An early digital Expedition Timex is featured in this post, dated around 1998 (80 M745) in pretty decent all round condition. The digital display is clear and basically as good as the day it was bought. Classed as a Chronograph model the features are more or less what you get in the current Expedition models.
Digital display wise – Standard view is along the lower part, hours, minutes and seconds plus an AM/PM indicator and the upper part shows Day, Month and Date. Using the lower left pusher or “mode”, this changes the display in turn to Chronograph (with slit/lap timing), Alarm, Timer (100hrs) and 2nd Time Zone, in that order. This model also features a 12/24hr display option and an Hourly Chime. It has a night light (Indiglo) using the top left pusher which is on as long as the pusher is pressed. All setting is done using the lower right pusher and the top right pusher selects Alarm on or off etc. So quite familiar really to anyone used to using these digital display watches. Note in the images shown here the display shows grey background and black numerals when light is not being reflected off it, however its almost fluorescent when the light strikes at some angles and then appears very high contrast green background with black numerals.
In most conditions it’s pretty good though as most of these, the top data can be slightly over-shadowed by the black surround of the watch face. Still featured on some current watches, though I note many now have a visible face area wider than the numerals, so avoiding any possibility of shadows.
It’s a very neat watch at 39mm diameter and only 9mm depth, so a good bit smaller than current Expedition models. It has spring bars so you can fit any standard strap to it, though it actually measures a slightly non standard, but gettable, 19mm width. I have a Timex “E” quick wrap strap fitted and it is perfect and comfortable.
In a dark almost black resin case, light grey bezel with printed pusher data, the back has a stainless steel plate secured by 4 x corner screws and has it has 100m Water Resistance.
Some of the older Timex models like this one, for me, are often nicer to wear than the present offerings. Only 15 years before the current stuff (an age in electronics of course) the displays funnily enough tended to be neater, as are the watches which were smaller and slimmer and yet managed to portray the excitement of the new Digital age without bulk or large knurled or knobbly bits here and there. They were and still are science fiction in a way, because they’re ground breaking and the core function and the attraction of the watch is not obscured by too much over the top and perhaps unnecessary Dr Who extravagance. Note this model has a battery life of around 6.5 years.
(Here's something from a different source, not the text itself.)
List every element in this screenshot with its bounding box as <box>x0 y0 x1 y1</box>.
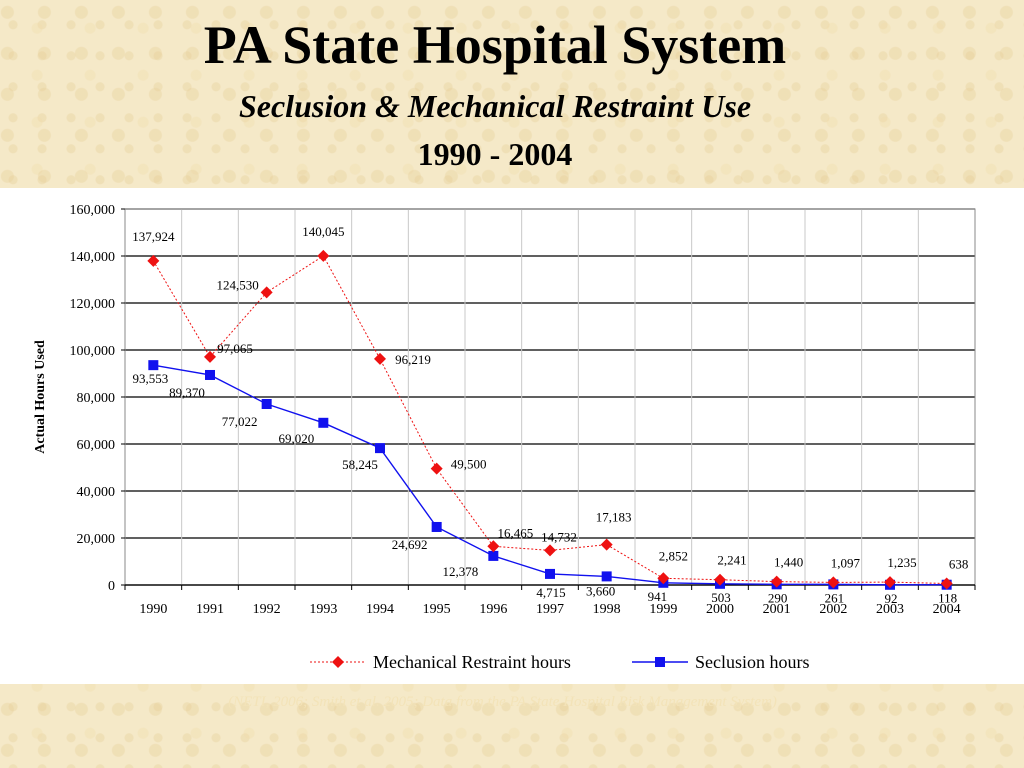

I might yet add more to my digital collection, though perhaps it could be more appropriate to call it my Timex collection, as I seem to be acquiring more of these by the week! Whatever – I’m sure it won’t be the last!
UPDATE – 4th August 2014
Started to get a little erratic this morning and I decided to check out and hopefully replace the battery – assuming this was the problem. Removed the 4 back screws and realized this was a different style of module that I am used to. The center part is a round cover which is actually clipped on to the very large CR2016 battery! The cover is held down by 3 screws to the module board. Simply removed these and un-clipped the battery from the cover once it was in my hand. Replaced the battery by clipping the cover over it, then dropped the cover and battery assembly on to the board, lining up the 3 screw holes and screwed it back in place. Writing on the cover says to “press this” to reset after battery change, referring I think to small metal contact on the module. However on turning the watch over I saw that the digits were indicating fine, so skipped that instruction. Replaced the back of the watch and set the time data. All functions are working perfectly now including the back light, which actually was the first problem I saw prior to replacing the battery. Instead of lighting, it indicated code and altered the time setting to 12:00. This I suspected was the lack of power – hence the battery change today. It took me about 10 minutes start to finish.
Sorry I didn’t think to take photographs, but suffice to say it was very easy to manage.
UPDATE – 16th July 2021
Well here we are some 7 years later after the last battery change. The watch is still working perfectly, display showing just great and a testament to the longevity of this classic Timex Expedition watch. The only thing I had to do was correct the day from the 18th to the 16th (today) and re-adjust the time slightly – it was 5 minutes fast – which is not bad after 7 years from an early quartz.